Flex framed its vision simply: to give every customer “a team of high quality finance agents to run their backoffice like an enterprise,” and then translate the resulting data into what it calls AI-powered Owner Insights, effectively handing each customer an “AI CFO.”
It’s an ambitious plan, but investors seem convinced the middle market is ready for it. “Flex is building a category-defining financial institution,” commented Jake Bodanis of Portage, the lead investor.
Bodanis continued: “The company has proven that middle-market business owners are both massively underserved and extremely valuable customers when given the right financial infrastructure. Flex’s hypergrowth and best in class capital efficiency speaks to how powerful this model is.”
Flex’s capital model is a core part of that pitch. The company operates its own private credit arm, supported by an “agentic underwriting system” that it says allows more precise pricing of risk. The more Flex lends, the smarter the underwriting engine becomes.
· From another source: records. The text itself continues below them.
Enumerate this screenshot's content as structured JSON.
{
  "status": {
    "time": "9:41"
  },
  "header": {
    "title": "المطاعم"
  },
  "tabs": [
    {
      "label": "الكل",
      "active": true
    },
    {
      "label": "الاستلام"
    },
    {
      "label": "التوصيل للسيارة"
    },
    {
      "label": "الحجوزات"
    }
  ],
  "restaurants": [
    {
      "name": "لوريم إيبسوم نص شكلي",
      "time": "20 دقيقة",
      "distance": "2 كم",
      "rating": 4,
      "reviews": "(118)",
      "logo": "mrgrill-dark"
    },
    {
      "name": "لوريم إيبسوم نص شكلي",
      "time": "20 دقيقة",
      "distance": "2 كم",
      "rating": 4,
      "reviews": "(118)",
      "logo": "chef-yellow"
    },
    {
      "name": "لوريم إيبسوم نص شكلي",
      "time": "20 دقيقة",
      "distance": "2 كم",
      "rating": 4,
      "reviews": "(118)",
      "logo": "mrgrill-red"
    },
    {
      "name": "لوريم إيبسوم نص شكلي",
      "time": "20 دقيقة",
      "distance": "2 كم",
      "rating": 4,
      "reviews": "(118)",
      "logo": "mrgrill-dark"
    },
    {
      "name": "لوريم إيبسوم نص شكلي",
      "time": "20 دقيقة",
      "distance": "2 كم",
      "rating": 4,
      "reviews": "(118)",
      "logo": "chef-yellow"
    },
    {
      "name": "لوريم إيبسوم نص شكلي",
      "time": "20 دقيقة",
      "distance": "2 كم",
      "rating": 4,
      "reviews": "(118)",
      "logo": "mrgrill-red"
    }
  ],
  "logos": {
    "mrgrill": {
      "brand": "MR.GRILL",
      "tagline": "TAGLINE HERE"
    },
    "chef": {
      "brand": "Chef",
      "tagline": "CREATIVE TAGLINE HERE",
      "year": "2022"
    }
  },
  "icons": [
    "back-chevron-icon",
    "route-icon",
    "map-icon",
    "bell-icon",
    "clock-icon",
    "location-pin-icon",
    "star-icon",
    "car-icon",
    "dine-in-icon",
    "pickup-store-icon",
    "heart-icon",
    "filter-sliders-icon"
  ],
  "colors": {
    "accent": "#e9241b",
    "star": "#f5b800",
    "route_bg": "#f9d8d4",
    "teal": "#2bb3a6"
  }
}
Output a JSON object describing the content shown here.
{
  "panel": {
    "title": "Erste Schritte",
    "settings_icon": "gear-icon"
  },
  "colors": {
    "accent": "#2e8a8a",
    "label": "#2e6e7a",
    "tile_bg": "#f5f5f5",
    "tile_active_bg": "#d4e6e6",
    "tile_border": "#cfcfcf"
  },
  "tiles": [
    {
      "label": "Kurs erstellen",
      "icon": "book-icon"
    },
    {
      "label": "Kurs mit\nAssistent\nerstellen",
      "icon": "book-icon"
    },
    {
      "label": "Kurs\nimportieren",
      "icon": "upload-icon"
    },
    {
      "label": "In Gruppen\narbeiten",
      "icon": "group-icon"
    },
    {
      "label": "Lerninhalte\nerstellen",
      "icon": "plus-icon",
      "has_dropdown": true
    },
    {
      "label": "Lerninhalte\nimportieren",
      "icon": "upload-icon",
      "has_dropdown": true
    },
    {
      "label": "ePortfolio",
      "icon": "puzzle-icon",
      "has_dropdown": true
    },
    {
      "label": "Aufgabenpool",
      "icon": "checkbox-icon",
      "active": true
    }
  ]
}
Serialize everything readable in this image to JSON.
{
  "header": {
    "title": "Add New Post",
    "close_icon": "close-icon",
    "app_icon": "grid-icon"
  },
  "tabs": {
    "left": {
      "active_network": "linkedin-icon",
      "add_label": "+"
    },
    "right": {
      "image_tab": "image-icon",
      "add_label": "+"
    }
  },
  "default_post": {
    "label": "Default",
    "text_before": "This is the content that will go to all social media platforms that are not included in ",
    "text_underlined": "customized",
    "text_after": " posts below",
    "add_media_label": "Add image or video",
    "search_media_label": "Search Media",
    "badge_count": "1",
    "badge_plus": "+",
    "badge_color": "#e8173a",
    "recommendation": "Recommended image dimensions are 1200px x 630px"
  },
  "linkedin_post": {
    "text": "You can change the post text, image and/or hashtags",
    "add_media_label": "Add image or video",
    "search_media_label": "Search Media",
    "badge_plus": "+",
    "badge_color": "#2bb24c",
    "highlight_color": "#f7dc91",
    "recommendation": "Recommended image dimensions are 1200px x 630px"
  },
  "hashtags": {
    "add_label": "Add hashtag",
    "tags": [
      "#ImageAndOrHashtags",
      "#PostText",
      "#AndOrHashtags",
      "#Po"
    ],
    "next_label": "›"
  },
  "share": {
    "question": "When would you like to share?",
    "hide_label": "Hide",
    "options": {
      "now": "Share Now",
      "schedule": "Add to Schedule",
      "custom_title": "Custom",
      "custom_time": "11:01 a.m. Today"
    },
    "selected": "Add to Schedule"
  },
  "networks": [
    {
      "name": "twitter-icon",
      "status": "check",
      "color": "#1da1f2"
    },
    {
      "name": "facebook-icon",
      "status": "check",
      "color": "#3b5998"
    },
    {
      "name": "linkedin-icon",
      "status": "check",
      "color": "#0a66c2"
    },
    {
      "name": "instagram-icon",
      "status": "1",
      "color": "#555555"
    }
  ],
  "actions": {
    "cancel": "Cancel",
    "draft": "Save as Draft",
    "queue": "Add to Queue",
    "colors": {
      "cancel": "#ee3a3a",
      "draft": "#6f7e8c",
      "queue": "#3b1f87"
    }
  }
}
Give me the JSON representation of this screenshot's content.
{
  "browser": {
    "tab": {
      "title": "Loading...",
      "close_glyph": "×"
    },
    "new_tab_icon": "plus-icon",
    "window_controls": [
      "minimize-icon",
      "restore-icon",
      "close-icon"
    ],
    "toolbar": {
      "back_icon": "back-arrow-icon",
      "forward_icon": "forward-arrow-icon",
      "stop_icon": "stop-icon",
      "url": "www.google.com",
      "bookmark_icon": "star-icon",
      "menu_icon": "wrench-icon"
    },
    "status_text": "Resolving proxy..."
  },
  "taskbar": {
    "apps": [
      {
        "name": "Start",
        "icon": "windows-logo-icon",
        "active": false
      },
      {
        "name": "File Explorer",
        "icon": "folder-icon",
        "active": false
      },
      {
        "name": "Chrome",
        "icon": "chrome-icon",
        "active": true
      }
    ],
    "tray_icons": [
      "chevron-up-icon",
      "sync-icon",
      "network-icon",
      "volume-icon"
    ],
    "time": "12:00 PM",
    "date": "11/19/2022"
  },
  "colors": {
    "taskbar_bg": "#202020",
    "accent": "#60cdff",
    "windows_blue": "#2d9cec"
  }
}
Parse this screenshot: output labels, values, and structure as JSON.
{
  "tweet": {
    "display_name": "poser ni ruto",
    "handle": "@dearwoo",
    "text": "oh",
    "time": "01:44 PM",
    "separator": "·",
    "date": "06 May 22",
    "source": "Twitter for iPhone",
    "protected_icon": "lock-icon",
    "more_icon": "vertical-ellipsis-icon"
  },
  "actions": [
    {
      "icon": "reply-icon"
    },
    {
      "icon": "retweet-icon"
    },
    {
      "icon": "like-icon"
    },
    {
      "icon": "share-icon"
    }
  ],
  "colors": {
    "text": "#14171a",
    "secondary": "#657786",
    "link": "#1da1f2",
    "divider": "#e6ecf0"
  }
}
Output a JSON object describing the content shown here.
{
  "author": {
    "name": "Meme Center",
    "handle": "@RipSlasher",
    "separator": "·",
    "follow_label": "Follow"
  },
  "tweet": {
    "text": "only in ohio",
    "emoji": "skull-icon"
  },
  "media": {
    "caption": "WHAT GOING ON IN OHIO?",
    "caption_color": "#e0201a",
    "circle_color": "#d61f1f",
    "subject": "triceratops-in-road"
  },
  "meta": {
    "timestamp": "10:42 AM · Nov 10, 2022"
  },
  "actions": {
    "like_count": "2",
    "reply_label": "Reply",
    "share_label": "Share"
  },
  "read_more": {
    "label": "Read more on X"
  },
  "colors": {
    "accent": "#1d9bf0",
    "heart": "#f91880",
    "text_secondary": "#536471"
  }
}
That loop – data in, risk models out – is what Rahman believes will help the company scale with stronger margins while expanding the number of financial products each customer adopts.
And now Flex is stretching into an area where banks have barely changed anything in decades: personal finance for the wealthy. Its new invite-only consumer card, Flex Elite, debuts this week as a direct challenge to Amex Centurion. The move connects the dots between the business owner’s company balance sheet and their personal life, which tend to be intertwined in ways that traditional institutions rarely accommodate.
“Flex is the first platform that supports every step of their financial lives, from the moment they earn revenue to the moment they spend it personally,” Rahman said.